Israel was alarmed by the ceasefire agreement because it shares many of America’s interests in Syria, and the deal placed all of these interests in jeopardy.

The events in recent weeks that preceded Russia’s initiation of airstrikes all bore out Israel’s concerns.

As Bashar Assad’s regime made clear its intention to attack the rebel-held border zone, in breach of the Trump-Putin deal, the Russians made clear they supported Assad’s intention.

Moscow’s promise to block Iranian-controlled forces from deploying to the Israeli border was exposed as a lie almost as soon as Putin uttered it to Israeli Prime Minister Benjamin Netanyahu.

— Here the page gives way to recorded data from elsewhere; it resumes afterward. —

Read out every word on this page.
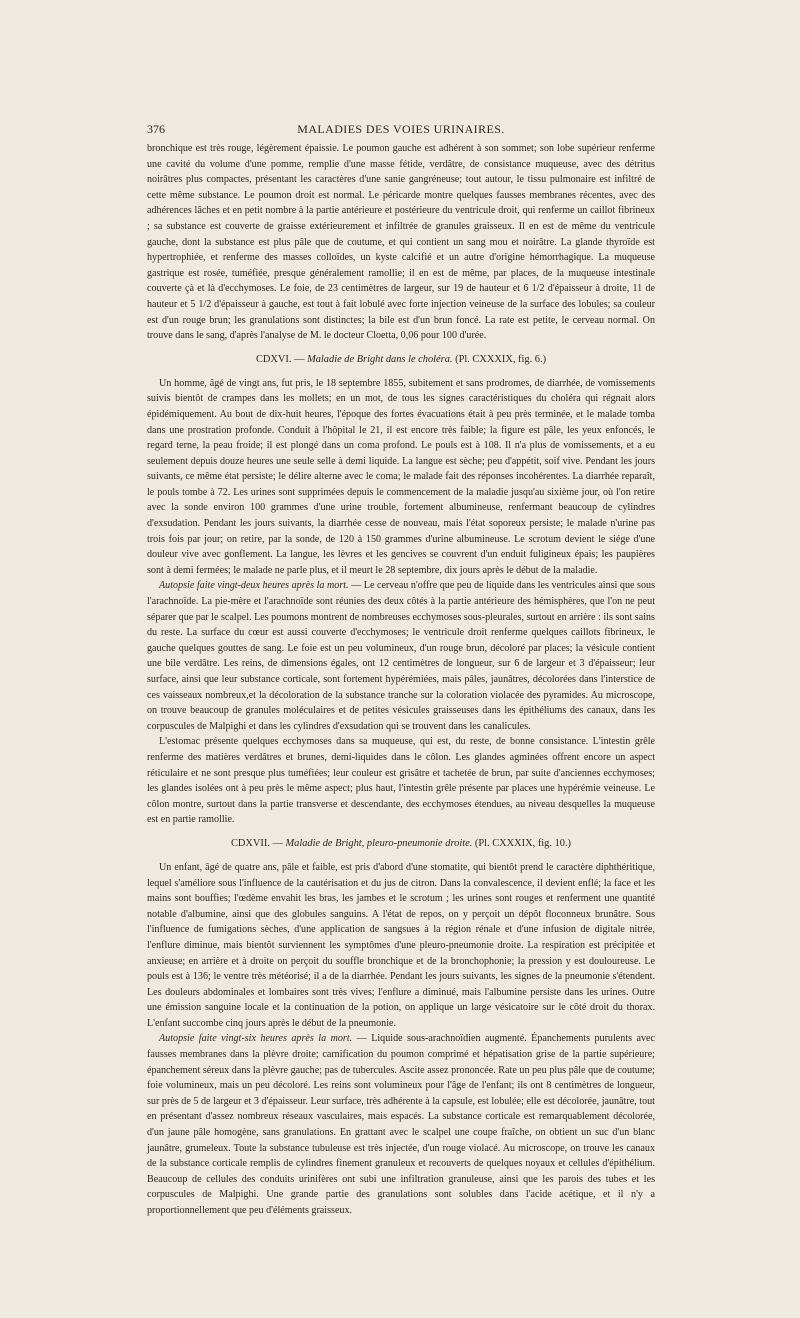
376	MALADIES DES VOIES URINAIRES.

bronchique est très rouge, légèrement épaissie. Le poumon gauche est adhérent à son sommet; son lobe supérieur renferme une cavité du volume d'une pomme, remplie d'une masse fétide, verdâtre, de consistance muqueuse, avec des détritus noirâtres plus compactes, présentant les caractères d'une sanie gangréneuse; tout autour, le tissu pulmonaire est infiltré de cette même substance. Le poumon droit est normal. Le péricarde montre quelques fausses membranes récentes, avec des adhérences lâches et en petit nombre à la partie antérieure et postérieure du ventricule droit, qui renferme un caillot fibrineux ; sa substance est couverte de graisse extérieurement et infiltrée de granules graisseux. Il en est de même du ventricule gauche, dont la substance est plus pâle que de coutume, et qui contient un sang mou et noirâtre. La glande thyroïde est hypertrophiée, et renferme des masses colloïdes, un kyste calcifié et un autre d'origine hémorrhagique. La muqueuse gastrique est rosée, tuméfiée, presque généralement ramollie; il en est de même, par places, de la muqueuse intestinale couverte çà et là d'ecchymoses. Le foie, de 23 centimètres de largeur, sur 19 de hauteur et 6 1/2 d'épaisseur à droite, 11 de hauteur et 5 1/2 d'épaisseur à gauche, est tout à fait lobulé avec forte injection veineuse de la surface des lobules; sa couleur est d'un rouge brun; les granulations sont distinctes; la bile est d'un brun foncé. La rate est petite, le cerveau normal. On trouve dans le sang, d'après l'analyse de M. le docteur Cloetta, 0,06 pour 100 d'urée.

CDXVI. — Maladie de Bright dans le choléra. (Pl. CXXXIX, fig. 6.)

Un homme, âgé de vingt ans, fut pris, le 18 septembre 1855, subitement et sans prodromes, de diarrhée, de vomissements suivis bientôt de crampes dans les mollets; en un mot, de tous les signes caractéristiques du choléra qui régnait alors épidémiquement. Au bout de dix-huit heures, l'époque des fortes évacuations était à peu près terminée, et le malade tomba dans une prostration profonde. Conduit à l'hôpital le 21, il est encore très faible; la figure est pâle, les yeux enfoncés, le regard terne, la peau froide; il est plongé dans un coma profond. Le pouls est à 108. Il n'a plus de vomissements, et a eu seulement depuis douze heures une seule selle à demi liquide. La langue est sèche; peu d'appétit, soif vive. Pendant les jours suivants, ce même état persiste; le délire alterne avec le coma; le malade fait des réponses incohérentes. La diarrhée reparaît, le pouls tombe à 72. Les urines sont supprimées depuis le commencement de la maladie jusqu'au sixième jour, où l'on retire avec la sonde environ 100 grammes d'une urine trouble, fortement albumineuse, renfermant beaucoup de cylindres d'exsudation. Pendant les jours suivants, la diarrhée cesse de nouveau, mais l'état soporeux persiste; le malade n'urine pas trois fois par jour; on retire, par la sonde, de 120 à 150 grammes d'urine albumineuse. Le scrotum devient le siége d'une douleur vive avec gonflement. La langue, les lèvres et les gencives se couvrent d'un enduit fuligineux épais; les paupières sont à demi fermées; le malade ne parle plus, et il meurt le 28 septembre, dix jours après le début de la maladie.

Autopsie faite vingt-deux heures après la mort. — Le cerveau n'offre que peu de liquide dans les ventricules ainsi que sous l'arachnoïde. La pie-mère et l'arachnoïde sont réunies des deux côtés à la partie antérieure des hémisphères, que l'on ne peut séparer que par le scalpel. Les poumons montrent de nombreuses ecchymoses sous-pleurales, surtout en arrière : ils sont sains du reste. La surface du cœur est aussi couverte d'ecchymoses; le ventricule droit renferme quelques caillots fibrineux, le gauche quelques gouttes de sang. Le foie est un peu volumineux, d'un rouge brun, décoloré par places; la vésicule contient une bile verdâtre. Les reins, de dimensions égales, ont 12 centimètres de longueur, sur 6 de largeur et 3 d'épaisseur; leur surface, ainsi que leur substance corticale, sont fortement hypérémiées, mais pâles, jaunâtres, décolorées dans l'interstice de ces vaisseaux nombreux,et la décoloration de la substance tranche sur la coloration violacée des pyramides. Au microscope, on trouve beaucoup de granules moléculaires et de petites vésicules graisseuses dans les épithéliums des canaux, dans les corpuscules de Malpighi et dans les cylindres d'exsudation qui se trouvent dans les canalicules.

L'estomac présente quelques ecchymoses dans sa muqueuse, qui est, du reste, de bonne consistance. L'intestin grêle renferme des matières verdâtres et brunes, demi-liquides dans le côlon. Les glandes agminées offrent encore un aspect réticulaire et ne sont presque plus tuméfiées; leur couleur est grisâtre et tachetée de brun, par suite d'anciennes ecchymoses; les glandes isolées ont à peu près le même aspect; plus haut, l'intestin grêle présente par places une hypérémie veineuse. Le côlon montre, surtout dans la partie transverse et descendante, des ecchymoses étendues, au niveau desquelles la muqueuse est en partie ramollie.

CDXVII. — Maladie de Bright, pleuro-pneumonie droite. (Pl. CXXXIX, fig. 10.)

Un enfant, âgé de quatre ans, pâle et faible, est pris d'abord d'une stomatite, qui bientôt prend le caractère diphthéritique, lequel s'améliore sous l'influence de la cautérisation et du jus de citron. Dans la convalescence, il devient enflé; la face et les mains sont bouffies; l'œdème envahit les bras, les jambes et le scrotum ; les urines sont rouges et renferment une quantité notable d'albumine, ainsi que des globules sanguins. A l'état de repos, on y perçoit un dépôt floconneux brunâtre. Sous l'influence de fumigations sèches, d'une application de sangsues à la région rénale et d'une infusion de digitale nitrée, l'enflure diminue, mais bientôt surviennent les symptômes d'une pleuro-pneumonie droite. La respiration est précipitée et anxieuse; en arrière et à droite on perçoit du souffle bronchique et de la bronchophonie; la pression y est douloureuse. Le pouls est à 136; le ventre très météorisé; il a de la diarrhée. Pendant les jours suivants, les signes de la pneumonie s'étendent. Les douleurs abdominales et lombaires sont très vives; l'enflure a diminué, mais l'albumine persiste dans les urines. Outre une émission sanguine locale et la continuation de la potion, on applique un large vésicatoire sur le côté droit du thorax. L'enfant succombe cinq jours après le début de la pneumonie.

Autopsie faite vingt-six heures après la mort. — Liquide sous-arachnoïdien augmenté. Épanchements purulents avec fausses membranes dans la plèvre droite; carnification du poumon comprimé et hépatisation grise de la partie supérieure; épanchement séreux dans la plèvre gauche; pas de tubercules. Ascite assez prononcée. Rate un peu plus pâle que de coutume; foie volumineux, mais un peu décoloré. Les reins sont volumineux pour l'âge de l'enfant; ils ont 8 centimètres de longueur, sur près de 5 de largeur et 3 d'épaisseur. Leur surface, très adhérente à la capsule, est lobulée; elle est décolorée, jaunâtre, tout en présentant d'assez nombreux réseaux vasculaires, mais espacés. La substance corticale est remarquablement décolorée, d'un jaune pâle homogène, sans granulations. En grattant avec le scalpel une coupe fraîche, on obtient un suc d'un blanc jaunâtre, grumeleux. Toute la substance tubuleuse est très injectée, d'un rouge violacé. Au microscope, on trouve les canaux de la substance corticale remplis de cylindres finement granuleux et recouverts de quelques noyaux et cellules d'épithélium. Beaucoup de cellules des conduits urinifères ont subi une infiltration granuleuse, ainsi que les parois des tubes et les corpuscules de Malpighi. Une grande partie des granulations sont solubles dans l'acide acétique, et il n'y a proportionnellement que peu d'éléments graisseux.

Reports began streaming in that Iranian forces, and Iranian-controlled terror forces — including Afghan Shiite militias and Hezbollah forces — were donning Syrian army uniforms to camouflage their deployment.

Now that Putin has double-crossed him, Trump needs to decide if he is going to continue to implement Obama’s policy in Syria, as McMaster and Tillerson convinced him to do. Will Trump enforce the agreement – as problematic as it is – or will he allow himself to be rolled by Putin, as Obama did before him?

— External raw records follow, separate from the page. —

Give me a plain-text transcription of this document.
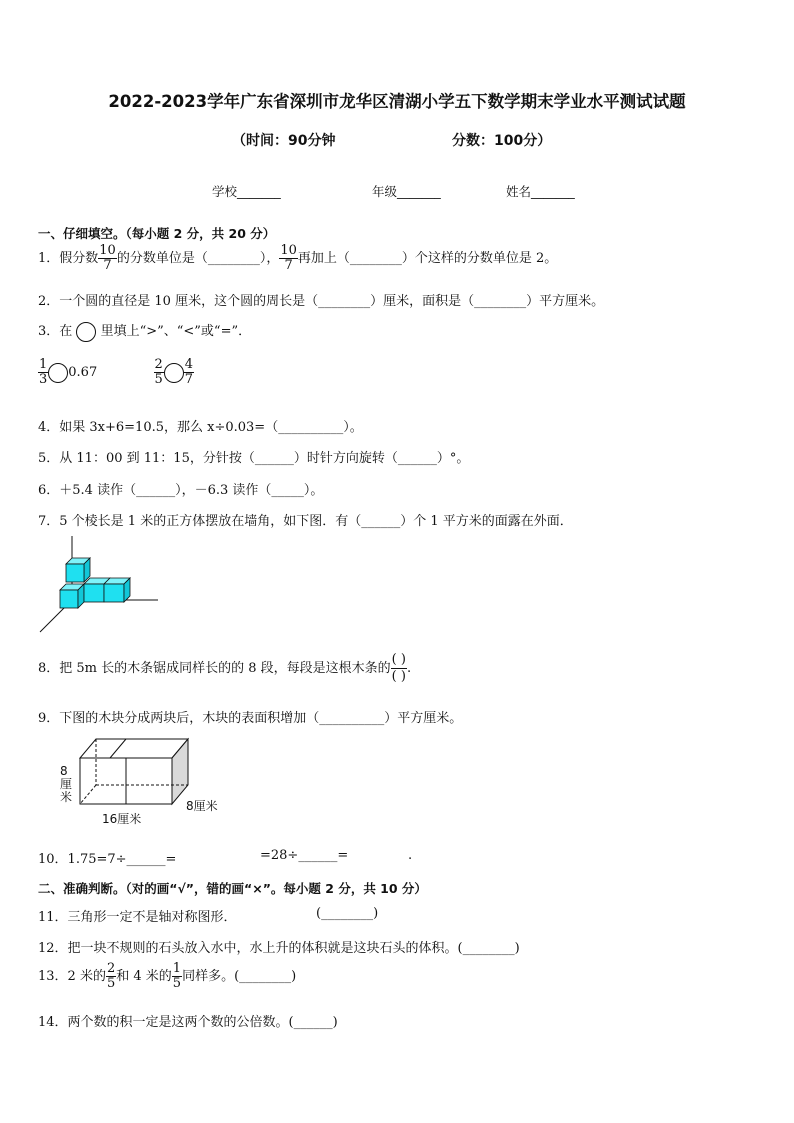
2022-2023学年广东省深圳市龙华区清湖小学五下数学期末学业水平测试试题
（时间：90分钟	分数：100分）
学校_______	年级_______	姓名_______
一、仔细填空。（每小题 2 分，共 20 分）
1．假分数 $\frac{10}{7}$ 的分数单位是（________）， $\frac{10}{7}$ 再加上（________）个这样的分数单位是 2。
2．一个圆的直径是 10 厘米，这个圆的周长是（________）厘米，面积是（________）平方厘米。
3．在 里填上“>”、“<”或“=”．
$\frac{1}{3} 0.67$	$\frac{2}{5} \frac{4}{7}$
4．如果 3x+6=10.5，那么 x÷0.03=（__________）。
5．从 11：00 到 11：15，分针按（______）时针方向旋转（______）°。
6．＋5.4 读作（______），－6.3 读作（_____）。
7．5 个棱长是 1 米的正方体摆放在墙角，如下图．有（______）个 1 平方米的面露在外面．
8．把 5m 长的木条锯成同样长的的 8 段，每段是这根木条的 $\frac{( )}{( )}$ .
9．下图的木块分成两块后，木块的表面积增加（__________）平方厘米。
8
厘
米
16厘米
8厘米
10．1.75=7÷______=	=28÷______=	.
二、准确判断。（对的画“√”，错的画“×”。每小题 2 分，共 10 分）
11．三角形一定不是轴对称图形．	(________)
12．把一块不规则的石头放入水中，水上升的体积就是这块石头的体积。(________)
13．2 米的 $\frac{2}{5}$ 和 4 米的 $\frac{1}{5}$ 同样多。(________)
14．两个数的积一定是这两个数的公倍数。(______)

So far, statements by administration officials are signaling clearly that Trump will not enforce the deal.

The implications of allowing Putin to get away breaching the deal are almost incalculable.

First and foremost, they will damage the future of U.S.-Russia relations. President Trump is reasonably keen to develop a constructive, working relationship with Russia. This goal will be impossible to achieve if Putin believes that he can get away with cheating Trump and suffering no consequence for his actions.

Specifically, in relation to Syria, the physical deployment of Iranian-controlled forces along the Syrian-Israeli border and the Syrian-Jordanian border all but ensures a major war between Israel and these forces — including Syrian military forces, which are also controlled by Iran. It raises the likelihood of a Jordanian war with these same forces to an unprecedented level.

The Iranian-Israeli war will spread to Lebanon, which is controlled by Iran through Hezbollah. It can easily spread to Gaza as well, given Iran’s sponsorship of the Hamas terror regime that rules the area.

In a wider strategic framework, the Russians and the Iranians aren’t the only ones that will benefit from a decision by the Trump administration to take no action in the face of Russian betrayal. North Korean leader Kim-Jung-un is doubtlessly watching very closely to see how Trump responds. In the event that the administration decides to acquiesce to Putin’s breach of the agreement he reached with Trump, the chance that Kim will actually give up his nuclear arsenal will be steeply reduced.

Likewise, U.S. allies, whether in the Middle East or Asia or beyond will also receive a clear message from a decision by Trump to allow Russia and Iran to take over the Syrian border with Israel and Jordan, and so ensure a major war. The message they will receive is that the U.S. is not a trustworthy ally.

President Trump is in an unenviable place in relation to Syria. He inherited a horrendous mess in Syria from Obama, who adopted a policy of deliberately abandoning U.S. interests and allies in Syria in favor of empowering Iran and its allies. The deal that Tillerson and McMaster negotiated with the Russians – and convinced Trump to accept – was a reflection of the Washington’s foreign policy community’s reluctance to disavow Obama’s disastrous embrace of Iran.

But a year after Trump accepted the bad deal they brought him, he and his current foreign policy team have little choice but to enforce it. The consequences of every other course of action will be far costlier in lives and in loss of U.S. power.